Emmanuel Charlot / L’Esprit du Judo

Comme vous tous, j’ai été touchée par la terrible émotion de la si souriante Uta Abe. C’était à fendre le cœur. C’était d’autant plus dur pour elle qu’elle n’a jamais envisagé la défaite et qu’elle n’en a même pas l’expérience. Elle fait partie d’un profil, rare dans notre discipline, ceux qui ne tombent pas, qui ne perdent pas. Apprendre à perdre, c’est une nécessité pour tous les compétiteurs, et on ne s’y habitue guère. Mais pour elle, c’était comme si, à vingt-quatre ans, elle découvrait d’un seul coup toute l’étendue des douleurs, des déceptions immenses qu’elle avait évitées jusque-là. Je me souviens de la légende Toshihiko Koga, sanglotant debout, après sa défaite contre Djamel Bouras, en finale des Jeux 1996. Lui non plus n’avait pas beaucoup connu ça, d’être amèrement privé de ce qui nous revient, de la victoire, que l’on pensait mériter par notre niveau. Toshihiko Koga aurait dû être double champion olympique, comme Ono ou Abe, mais finalement, non. Je pense aussi à Clarisse, bien sûr. Elle a plus d’expérience que la jeune Uta, elle sait ce que c’est que l’échec. Elle a su faire bonne figure mais, au fond d’elle, elle est ulcérée par cette défaite contre une fille qu’elle a toujours battue. Ça s’entend dans ses déclarations. Dans son esprit, c’est elle qui a perdu sur une erreur, une bêtise, et pas l’autre qui a gagné. Je ne sais pas ce qu’a dit Uta Abe aux télévisions japonaises, mais elle a sans doute pu utiliser les mêmes mots.
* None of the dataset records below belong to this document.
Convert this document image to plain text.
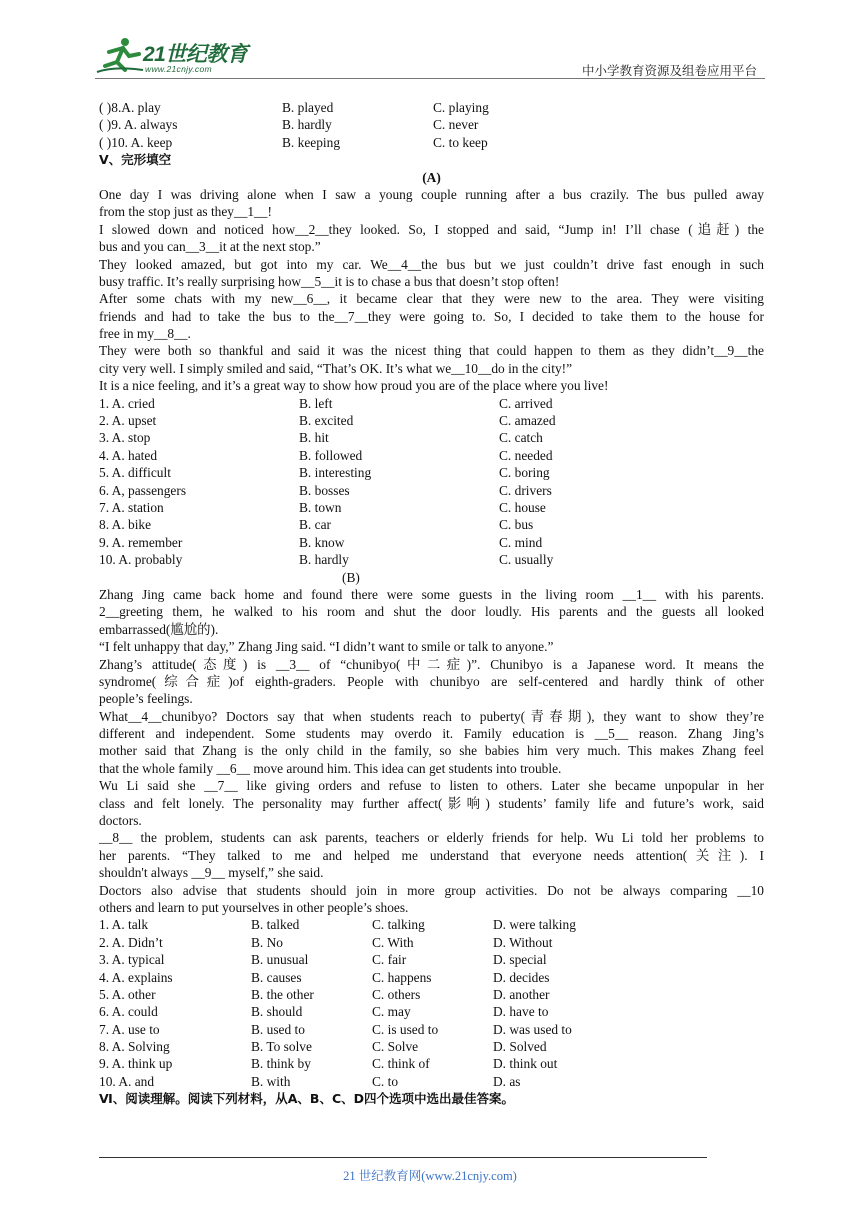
21世纪教育
www.21cnjy.com	中小学教育资源及组卷应用平台
( )8.A. play	B. played	C. playing
( )9. A. always	B. hardly	C. never
( )10. A. keep	B. keeping	C. to keep
Ⅴ、完形填空
(A)
One day I was driving alone when I saw a young couple running after a bus crazily. The bus pulled away
from the stop just as they__1__!
I slowed down and noticed how__2__they looked. So, I stopped and said, “Jump in! I’ll chase (追赶) the
bus and you can__3__it at the next stop.”
They looked amazed, but got into my car. We__4__the bus but we just couldn’t drive fast enough in such
busy traffic. It’s really surprising how__5__it is to chase a bus that doesn’t stop often!
After some chats with my new__6__, it became clear that they were new to the area. They were visiting
friends and had to take the bus to the__7__they were going to. So, I decided to take them to the house for
free in my__8__.
They were both so thankful and said it was the nicest thing that could happen to them as they didn’t__9__the
city very well. I simply smiled and said, “That’s OK. It’s what we__10__do in the city!”
It is a nice feeling, and it’s a great way to show how proud you are of the place where you live!
1. A. cried	B. left	C. arrived
2. A. upset	B. excited	C. amazed
3. A. stop	B. hit	C. catch
4. A. hated	B. followed	C. needed
5. A. difficult	B. interesting	C. boring
6. A, passengers	B. bosses	C. drivers
7. A. station	B. town	C. house
8. A. bike	B. car	C. bus
9. A. remember	B. know	C. mind
10. A. probably	B. hardly	C. usually
(B)
Zhang Jing came back home and found there were some guests in the living room __1__ with his parents.
2__greeting them, he walked to his room and shut the door loudly. His parents and the guests all looked
embarrassed(尴尬的).
“I felt unhappy that day,” Zhang Jing said. “I didn’t want to smile or talk to anyone.”
Zhang’s attitude(态度) is __3__ of “chunibyo(中二症)”. Chunibyo is a Japanese word. It means the
syndrome(综合症)of eighth-graders. People with chunibyo are self-centered and hardly think of other
people’s feelings.
What__4__chunibyo? Doctors say that when students reach to puberty(青春期), they want to show they’re
different and independent. Some students may overdo it. Family education is __5__ reason. Zhang Jing’s
mother said that Zhang is the only child in the family, so she babies him very much. This makes Zhang feel
that the whole family __6__ move around him. This idea can get students into trouble.
Wu Li said she __7__ like giving orders and refuse to listen to others. Later she became unpopular in her
class and felt lonely. The personality may further affect(影响) students’ family life and future’s work, said
doctors.
__8__ the problem, students can ask parents, teachers or elderly friends for help. Wu Li told her problems to
her parents. “They talked to me and helped me understand that everyone needs attention(关注). I
shouldn't always __9__ myself,” she said.
Doctors also advise that students should join in more group activities. Do not be always comparing __10
others and learn to put yourselves in other people’s shoes.
1. A. talk	B. talked	C. talking	D. were talking
2. A. Didn’t	B. No	C. With	D. Without
3. A. typical	B. unusual	C. fair	D. special
4. A. explains	B. causes	C. happens	D. decides
5. A. other	B. the other	C. others	D. another
6. A. could	B. should	C. may	D. have to
7. A. use to	B. used to	C. is used to	D. was used to
8. A. Solving	B. To solve	C. Solve	D. Solved
9. A. think up	B. think by	C. think of	D. think out
10. A. and	B. with	C. to	D. as
Ⅵ、阅读理解。阅读下列材料，从A、B、C、D四个选项中选出最佳答案。
21 世纪教育网(www.21cnjy.com)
En un sens, c’est vrai. Uta Abe est plus forte que Diyora Keldiyorova, Clarisse qu’Andreja Leski. Mais la défaite vient toujours de quelque part, et la victoire aussi. En définitive, c’est toujours une histoire de faute technique, que l’on fait, et on perd, ou qu’on ne fait pas, et on gagne. Uta était très dominatrice, elle menait d’un waza-ari sur son uchi-mata en bout de manche et de deux pénalités. Mais quand l’Ouzbèke vient pour la serrer contre elle, son réflexe n’est pas le bon. Elle veut décaler son appui arrière pour lancer un mouvement de hanche, mais elle ne doit pas prendre un tel risque. Ce n’est pas son rythme à elle, son intention. La seule bonne réaction à ce moment-là, c’est de simplement reprendre de la distance. Uta ne l’a pas eu. La faute, ce n’est pas une histoire de niveau, mais une histoire de présence. Il faut être sans faille pour ne pas la faire, ce qui vient avec l’entraînement, avec la concentration constante. Je ne sais pas quels compromis Uta a fait avec l’addiction intérieure que demande la très haute performance, mais je sais bien que c’est pour ça qu’elle est tombée.
Dans la défaite de Clarisse, on parle beaucoup d’elle, et c’est normal. Mais moi, je pense à la Slovène. Je l’avais remarquée cette Leski. J’aime ce type de judoka qui ne sont pas majoritaires sur les tapis des entraînements internationaux. Elle est toujours dans la recherche technique, elle fait ses enchaînements, et en même temps elle est toujours joyeuse et toujours à fond. Elle s’entraîne bien. On voit qu’elle aime ce qu’elle fait, qu’elle aime le judo. Elle n’hésite pas à aller chercher même des -78kg avec lesquelles elle se fait de gros combats avec le sourire. Le petit ko-uchi qu’elle place au bon moment, il vient de là.